After deciding where you want to apply to college and putting together the best applications you can, the next challenge is figuring out how to pay for it. It doesn’t matter if it’s in or out of state or a public university or a private college, higher education is expensive. You probably already know that you should maximize college grants and scholarships, but here are more ways to help reduce tuition costs.
1. Maximize scholarship opportunities.
Start looking for scholarships while you’re in high school. You can use a free online search tool and talk to your high school counselor to find scholarships based on academics, hobbies and interests, family background, and more. But don’t stop there. Continue searching for and applying for scholarships throughout your college career to increase the amount of free money you can put toward tuition and other school expenses.
2. Look into tuition discounts.
Many schools offer tuition discounts for students in specific situations. For example, your college may offer a tuition discount if your siblings attend the same school, or if your parents or grandparents graduated from there (a legacy discount). And many schools offer a discount to veterans and current members of the military. Ask the schools you are interested in about any discounts they offer.
3. Find out if you qualify for a tuition waiver.
This form of financial aid is when your school waives, or discounts, a portion of your tuition. Typically, tuition waivers are given out for specific reasons. For example, some schools offer tuition waivers for financial hardship or low income or for specific backgrounds such as being Native American or having lived in foster care.
4. Ask about state or regional tuition exchange or reciprocity programs.
It may pay to stay in state. But in some cases, you may be able to go out of state and still save. Many states have agreements with other states that allow resident students to attend a college out of state without paying the higher tuition. There are also larger regional exchanges that involve multiple states. The details, opportunities, and restrictions vary from one program to another, so check with the school you are interested in to determine your eligibility.
5. Enroll in community college classes.
Tuition at a community college is typically lower than a four-year institution. You can enroll in community college classes to earn credits during the summer, start off at a community college and then transfer to a four-year institution, or enroll in both schools at the same time. Whichever path you choose, getting some of your credits at a community college can help reduce your overall tuition costs.
6. Trim back your room and board costs.
Dorm life can feel like a key piece of the classic college experience. But living and eating in the dorms and dining halls can be pricey. Look into a reduced meal plan if you can supplement by cooking in the dorms, consider more affordable college housing or living off-campus, or continue to live at home and commute to campus if you have that option. If you live off-campus, share costs with roommates and cook the majority of your meals at home to save on dining out.
7. Plan your courses thoughtfully. Try not to switch majors.

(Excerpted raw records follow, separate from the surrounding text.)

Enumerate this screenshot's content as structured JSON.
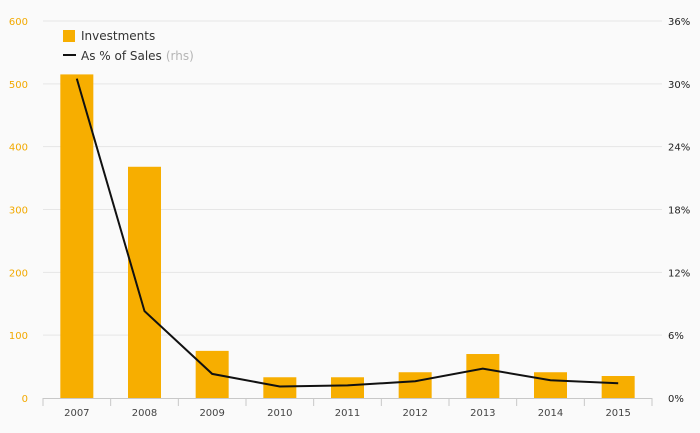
{
  "chart_data": {
    "type": "bar+line",
    "categories": [
      "2007",
      "2008",
      "2009",
      "2010",
      "2011",
      "2012",
      "2013",
      "2014",
      "2015"
    ],
    "series": [
      {
        "name": "Investments",
        "type": "bar",
        "axis": "left",
        "values": [
          515,
          368,
          75,
          33,
          33,
          41,
          70,
          41,
          35
        ]
      },
      {
        "name": "As % of Sales",
        "name_suffix": "(rhs)",
        "type": "line",
        "axis": "right",
        "values": [
          30.5,
          8.3,
          2.3,
          1.1,
          1.2,
          1.6,
          2.8,
          1.7,
          1.4
        ]
      }
    ],
    "left_axis": {
      "ylim": [
        0,
        600
      ],
      "ticks": [
        "0",
        "100",
        "200",
        "300",
        "400",
        "500",
        "600"
      ]
    },
    "right_axis": {
      "ylim": [
        0,
        36
      ],
      "ticks": [
        "0%",
        "6%",
        "12%",
        "18%",
        "24%",
        "30%",
        "36%"
      ]
    },
    "grid": true,
    "legend": "top-left",
    "colors": {
      "bar": "#f7ae00",
      "line": "#111111",
      "left_ticks": "#f2a900",
      "grid": "#e6e6e6"
    }
  }
}
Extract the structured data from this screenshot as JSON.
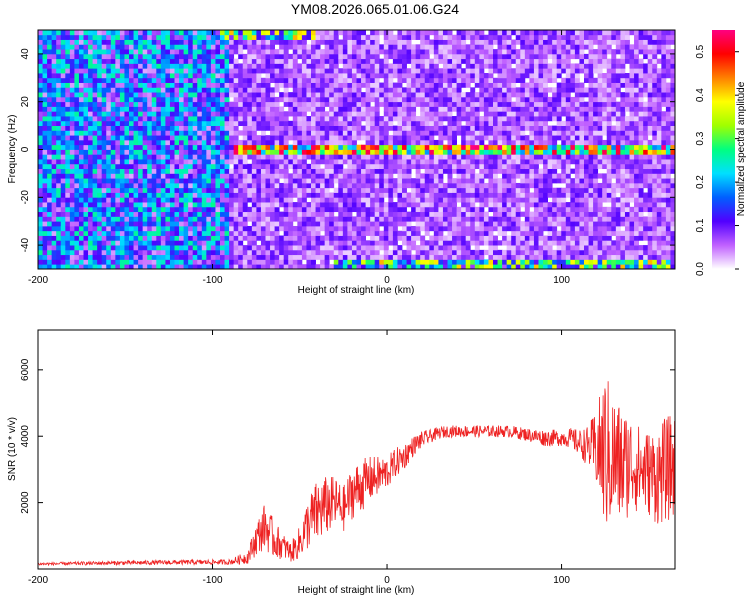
{
  "title": "YM08.2026.065.01.06.G24",
  "chart_data": [
    {
      "type": "heatmap",
      "xlabel": "Height of straight line (km)",
      "ylabel": "Frequency (Hz)",
      "xlim": [
        -200,
        165
      ],
      "ylim": [
        -50,
        50
      ],
      "xticks": [
        -200,
        -100,
        0,
        100
      ],
      "yticks": [
        -40,
        -20,
        0,
        20,
        40
      ],
      "grid": false,
      "colorbar": {
        "label": "Normalized spectral amplitude",
        "range": [
          0.0,
          0.55
        ],
        "ticks": [
          0.0,
          0.1,
          0.2,
          0.3,
          0.4,
          0.5
        ],
        "colormap": [
          "#ffffff",
          "#c060ff",
          "#5000ff",
          "#0060ff",
          "#00e0ff",
          "#00ff80",
          "#a0ff00",
          "#ffff00",
          "#ff8000",
          "#ff0000",
          "#ff0080"
        ]
      },
      "features": [
        {
          "kind": "noise-background",
          "x_range": [
            -200,
            -90
          ],
          "level": 0.15
        },
        {
          "kind": "noise-background",
          "x_range": [
            -90,
            165
          ],
          "level": 0.06
        },
        {
          "kind": "signal-line",
          "frequency": 0,
          "x_range": [
            -88,
            165
          ],
          "peak_level": 0.5
        },
        {
          "kind": "edge-band",
          "frequency": 48,
          "x_range": [
            -95,
            -40
          ],
          "level": 0.3
        },
        {
          "kind": "edge-band",
          "frequency": -48,
          "x_range": [
            -30,
            165
          ],
          "level": 0.3
        }
      ]
    },
    {
      "type": "line",
      "xlabel": "Height of straight line (km)",
      "ylabel": "SNR (10 * v/v)",
      "xlim": [
        -200,
        165
      ],
      "ylim": [
        0,
        7200
      ],
      "xticks": [
        -200,
        -100,
        0,
        100
      ],
      "yticks": [
        2000,
        4000,
        6000
      ],
      "grid": false,
      "color": "#ee2222",
      "series": [
        {
          "x": [
            -200,
            -160,
            -120,
            -90,
            -80,
            -75,
            -70,
            -65,
            -60,
            -55,
            -50,
            -45,
            -40,
            -35,
            -30,
            -25,
            -20,
            -15,
            -10,
            -5,
            0,
            5,
            10,
            15,
            20,
            25,
            30,
            35,
            40,
            50,
            60,
            70,
            80,
            90,
            100,
            105,
            110,
            115,
            120,
            125,
            130,
            135,
            140,
            145,
            150,
            155,
            160,
            165
          ],
          "values": [
            150,
            180,
            200,
            210,
            350,
            900,
            1300,
            900,
            700,
            500,
            800,
            1400,
            1700,
            1900,
            2000,
            1800,
            2300,
            2500,
            2700,
            2800,
            2900,
            3200,
            3400,
            3700,
            3900,
            4000,
            4100,
            4150,
            4150,
            4150,
            4150,
            4150,
            4050,
            3950,
            3950,
            3950,
            3800,
            3700,
            3600,
            3500,
            3300,
            3100,
            3200,
            3000,
            2900,
            2800,
            3000,
            3100
          ],
          "spread": [
            40,
            60,
            70,
            80,
            200,
            500,
            700,
            600,
            400,
            300,
            500,
            800,
            1000,
            900,
            800,
            700,
            800,
            800,
            700,
            600,
            500,
            450,
            400,
            300,
            250,
            200,
            180,
            180,
            180,
            180,
            180,
            180,
            200,
            250,
            250,
            300,
            400,
            600,
            1200,
            2500,
            2000,
            1800,
            1500,
            1300,
            1300,
            1500,
            1600,
            1600
          ]
        }
      ]
    }
  ]
}
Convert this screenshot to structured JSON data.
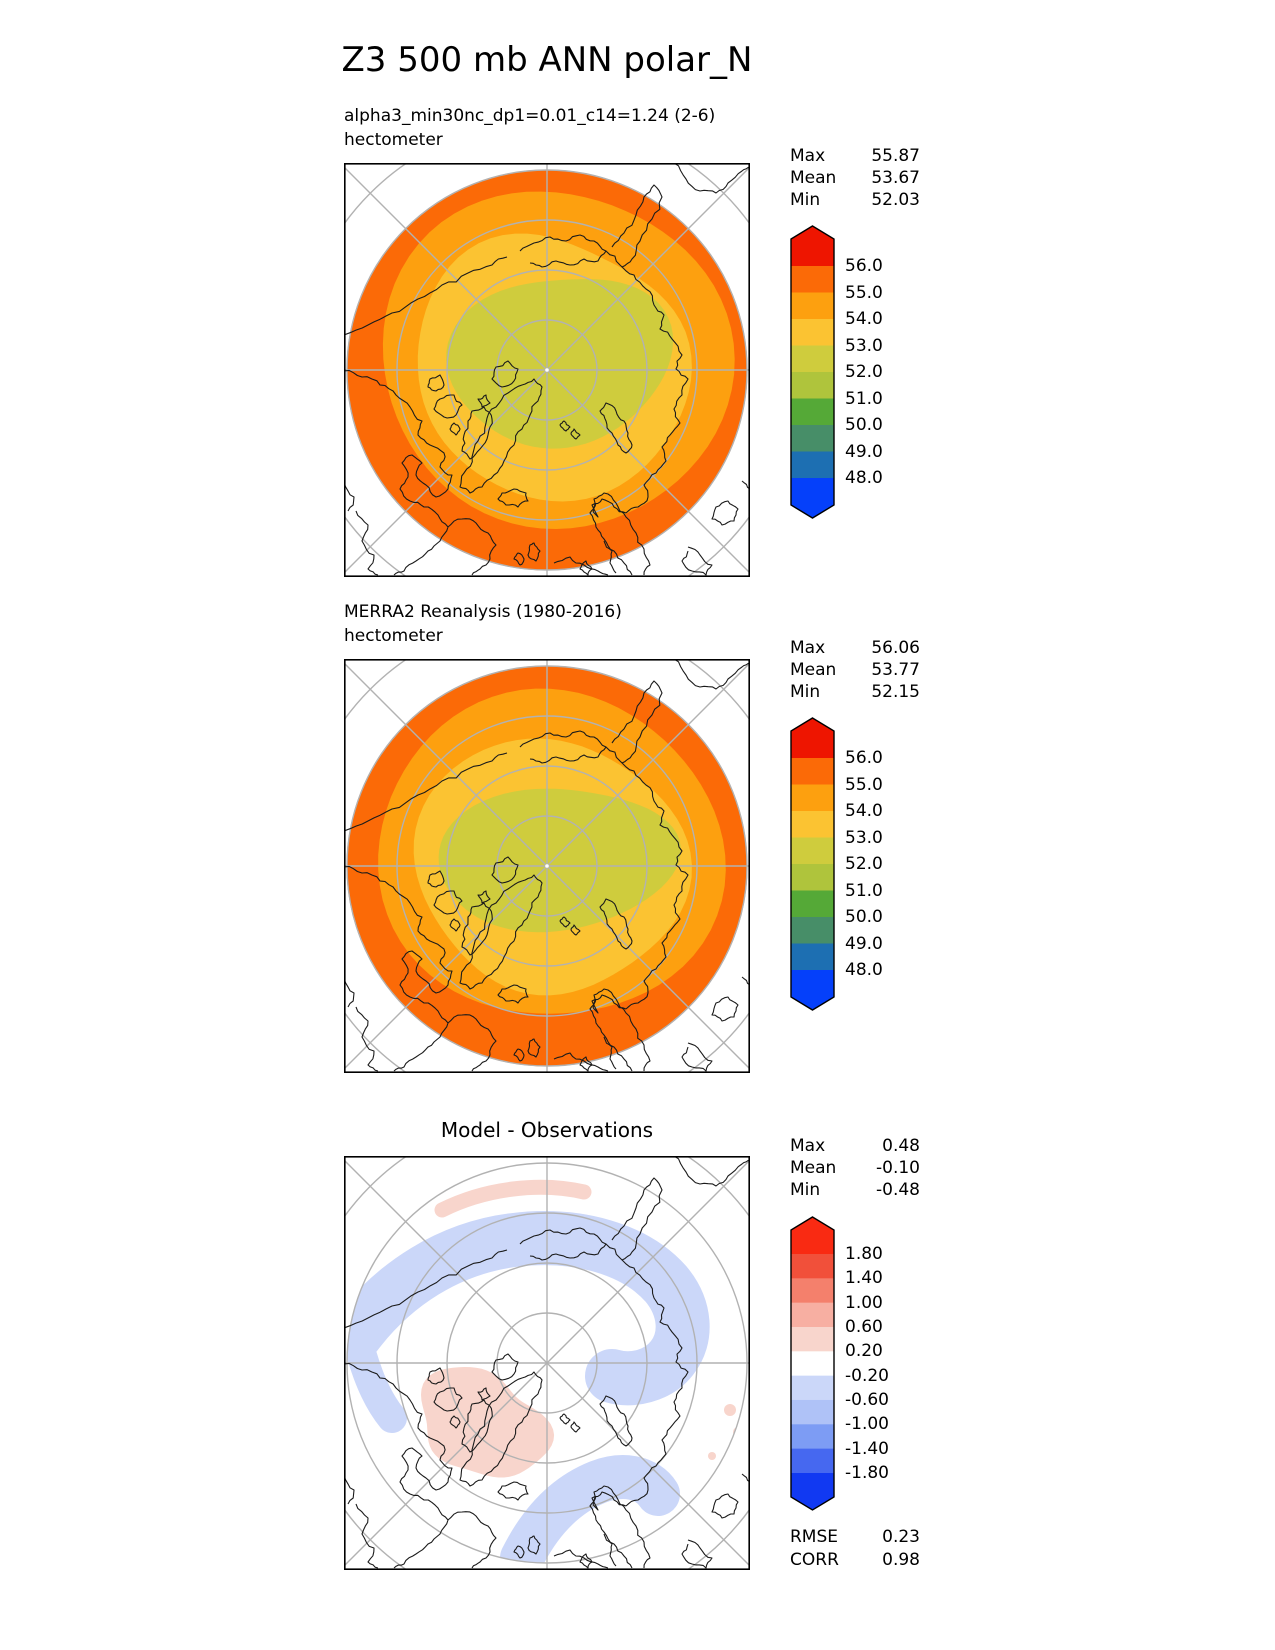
{
  "title": "Z3 500 mb ANN polar_N",
  "panels": [
    {
      "name": "model",
      "subtitle": "alpha3_min30nc_dp1=0.01_c14=1.24 (2-6)",
      "units": "hectometer",
      "stats": {
        "max_label": "Max",
        "max": "55.87",
        "mean_label": "Mean",
        "mean": "53.67",
        "min_label": "Min",
        "min": "52.03"
      },
      "colorbar_labels": [
        "56.0",
        "55.0",
        "54.0",
        "53.0",
        "52.0",
        "51.0",
        "50.0",
        "49.0",
        "48.0"
      ]
    },
    {
      "name": "reference",
      "subtitle": "MERRA2 Reanalysis (1980-2016)",
      "units": "hectometer",
      "stats": {
        "max_label": "Max",
        "max": "56.06",
        "mean_label": "Mean",
        "mean": "53.77",
        "min_label": "Min",
        "min": "52.15"
      },
      "colorbar_labels": [
        "56.0",
        "55.0",
        "54.0",
        "53.0",
        "52.0",
        "51.0",
        "50.0",
        "49.0",
        "48.0"
      ]
    },
    {
      "name": "difference",
      "subtitle": "Model - Observations",
      "stats": {
        "max_label": "Max",
        "max": "0.48",
        "mean_label": "Mean",
        "mean": "-0.10",
        "min_label": "Min",
        "min": "-0.48"
      },
      "colorbar_labels": [
        "1.80",
        "1.40",
        "1.00",
        "0.60",
        "0.20",
        "-0.20",
        "-0.60",
        "-1.00",
        "-1.40",
        "-1.80"
      ],
      "metrics": {
        "rmse_label": "RMSE",
        "rmse": "0.23",
        "corr_label": "CORR",
        "corr": "0.98"
      }
    }
  ],
  "chart_data": [
    {
      "type": "heatmap",
      "subtype": "polar_stereographic_contour_map",
      "title": "alpha3_min30nc_dp1=0.01_c14=1.24 (2-6)",
      "units": "hectometer",
      "variable": "Z3 500 mb ANN",
      "region": "polar_N (50N-90N view, graticule circles every 10 deg lat, spokes every 45 deg lon)",
      "stats": {
        "max": 55.87,
        "mean": 53.67,
        "min": 52.03
      },
      "levels": [
        48.0,
        49.0,
        50.0,
        51.0,
        52.0,
        53.0,
        54.0,
        55.0,
        56.0
      ],
      "band_colors": [
        "#1D6FB2",
        "#478E68",
        "#55A937",
        "#AFC43C",
        "#CFCC3D",
        "#FBC332",
        "#FDA00F",
        "#FB6A07"
      ],
      "below_color": "#0540FA",
      "above_color": "#EE1500",
      "field_summary": "outer ring 55-56 (orange-red) thickest west and south, broad 54-55 orange ring, wide 53-54 amber area, central 52-53 olive-yellow low centered slightly east of pole"
    },
    {
      "type": "heatmap",
      "subtype": "polar_stereographic_contour_map",
      "title": "MERRA2 Reanalysis (1980-2016)",
      "units": "hectometer",
      "variable": "Z3 500 mb ANN",
      "region": "polar_N (50N-90N view, graticule circles every 10 deg lat, spokes every 45 deg lon)",
      "stats": {
        "max": 56.06,
        "mean": 53.77,
        "min": 52.15
      },
      "levels": [
        48.0,
        49.0,
        50.0,
        51.0,
        52.0,
        53.0,
        54.0,
        55.0,
        56.0
      ],
      "band_colors": [
        "#1D6FB2",
        "#478E68",
        "#55A937",
        "#AFC43C",
        "#CFCC3D",
        "#FBC332",
        "#FDA00F",
        "#FB6A07"
      ],
      "below_color": "#0540FA",
      "above_color": "#EE1500",
      "field_summary": "same banding as model with wider 55-56 orange-red ring at southwest and south, elongated east-west 52-53 olive central low"
    },
    {
      "type": "heatmap",
      "subtype": "polar_stereographic_difference_map",
      "title": "Model - Observations",
      "units": "hectometer",
      "stats": {
        "max": 0.48,
        "mean": -0.1,
        "min": -0.48,
        "rmse": 0.23,
        "corr": 0.98
      },
      "levels": [
        -1.8,
        -1.4,
        -1.0,
        -0.6,
        -0.2,
        0.2,
        0.6,
        1.0,
        1.4,
        1.8
      ],
      "band_colors": [
        "#4668F0",
        "#7D9CF4",
        "#AFC2F7",
        "#CBD7F9",
        "#FFFFFF",
        "#F8D5CC",
        "#F7AFA2",
        "#F4806C",
        "#F1503A"
      ],
      "below_color": "#1139F2",
      "above_color": "#F92A12",
      "field_summary": "mostly near zero (white); negative band (-0.2 to -0.6, pale blue) arcing over Siberian side and over Scandinavia/North Atlantic; positive patch (0.2 to 0.6, pale pink) over Canada/Greenland, thin pink arc near top rim, pink specks at east rim"
    }
  ]
}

Before you register for your first-semester classes, review the general education requirements for your intended major and any related prerequisites, and create a loose plan of when you’ll take each one. By sketching this out in advance, you can make sure you complete all of these requirements within your timeline, and avoid paying for extra semesters of school. It’s great if you can choose the right major from day one, but if you start college undecided or want to change your major, you can always adjust the plan as you go. Note that when you switch majors, you could end up paying for classes that don't contribute to your degree, so put considerable thought into your decision and try to avoid changing multiple times.
8. Take more classes each semester.
At many schools, you pay the same price for full-time enrollment whether you take the minimum (i.e., 12 hours) or maximum credit hours (i.e., 18 hours). The more credits you earn each semester, the earlier you can graduate and stop paying tuition bills. If you think you can handle a larger course load, it’s worth checking your school’s policy to see what your options are.
9. Consider an accelerated degree program.
Some schools allow students to complete their requirements on an accelerated schedule, which lets them graduate in three years instead of four. Entering college with some credits already in hand, like those from AP® or community college classes, can make this easier to do. If you already know that you’re going to pursue a graduate degree after college, you can also look into combined undergraduate and graduate degree programs, which let you pursue both degrees in less time.
10. Research co-op programs.
These allow you to incorporate on-the-job experience with your coursework as part of your education. Students who participate often alternate traditional in-class semesters with those spent working full-time (for pay) in their field of study. The money you earn does not affect your financial aid eligibility and you can use it to help pay your tuition bills.